Curitiba - Quem poderia imaginar um bebê de agenda cheia? Já é possível ter aulas de inglês, natação, balé, ginástica, artes plásticas e música, antes mesmo de aprender a falar. O número de escolas que oferecem esses cursos aumenta a cada dia. Os professores argumentam que essas atividades contribuem para o desenvolvimento da criança. Mas há médicos e terapeutas que criticam o início desse tipo de aprendizado tão cedo.
A musicalização e a natação para bebês são oferecidas a partir dos seis meses de vida, às vezes antes disso. Já para outras atividades, a idade indicada pelas escolas é a partir de um ano e meio em média.
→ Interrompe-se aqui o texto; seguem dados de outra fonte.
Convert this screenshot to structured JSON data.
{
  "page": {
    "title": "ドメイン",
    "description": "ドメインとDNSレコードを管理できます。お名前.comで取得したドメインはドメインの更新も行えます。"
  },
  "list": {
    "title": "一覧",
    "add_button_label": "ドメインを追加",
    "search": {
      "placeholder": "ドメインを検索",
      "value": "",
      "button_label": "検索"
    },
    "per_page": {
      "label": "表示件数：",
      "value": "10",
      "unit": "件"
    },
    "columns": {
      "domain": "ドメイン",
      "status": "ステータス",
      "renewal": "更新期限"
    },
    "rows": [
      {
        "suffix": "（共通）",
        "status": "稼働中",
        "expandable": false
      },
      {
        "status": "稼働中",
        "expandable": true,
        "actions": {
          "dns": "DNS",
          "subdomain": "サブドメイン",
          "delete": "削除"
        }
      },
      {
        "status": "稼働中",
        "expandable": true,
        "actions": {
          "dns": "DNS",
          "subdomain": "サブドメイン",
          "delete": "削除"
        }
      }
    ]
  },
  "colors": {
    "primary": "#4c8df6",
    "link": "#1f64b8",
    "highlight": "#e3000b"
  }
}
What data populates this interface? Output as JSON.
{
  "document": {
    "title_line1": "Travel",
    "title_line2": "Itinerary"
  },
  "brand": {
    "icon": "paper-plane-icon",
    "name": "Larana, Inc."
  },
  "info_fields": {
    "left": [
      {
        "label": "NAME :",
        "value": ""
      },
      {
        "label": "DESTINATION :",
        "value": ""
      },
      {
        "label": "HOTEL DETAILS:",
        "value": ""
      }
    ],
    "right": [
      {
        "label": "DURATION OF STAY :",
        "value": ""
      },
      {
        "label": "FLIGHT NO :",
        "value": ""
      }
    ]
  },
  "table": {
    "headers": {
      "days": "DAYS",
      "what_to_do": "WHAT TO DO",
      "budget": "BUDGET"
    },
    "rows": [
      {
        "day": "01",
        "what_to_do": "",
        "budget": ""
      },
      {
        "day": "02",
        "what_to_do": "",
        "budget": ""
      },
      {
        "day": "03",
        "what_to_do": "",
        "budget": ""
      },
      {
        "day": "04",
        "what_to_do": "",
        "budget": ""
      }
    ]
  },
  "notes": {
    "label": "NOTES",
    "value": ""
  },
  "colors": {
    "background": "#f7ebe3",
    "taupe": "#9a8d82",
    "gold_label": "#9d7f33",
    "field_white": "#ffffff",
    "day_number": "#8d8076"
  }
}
A pediatra Adriana Turin Mori diz que é preciso saber dosar essas atividades, para que a criança não fique cansada a ponto de não ter tempo, nem disposição para brincar. Em alguns casos, a atividade pode até ser terapêutica. No caso da natação, por exemplo, pode ser indicada para bebês com asma, mas é necessário estar atento a problemas como infecção urinária e de ouvido. ''Nunca tive esses problemas com nenhum paciente meu, mas é preciso monitorar isso'', diz.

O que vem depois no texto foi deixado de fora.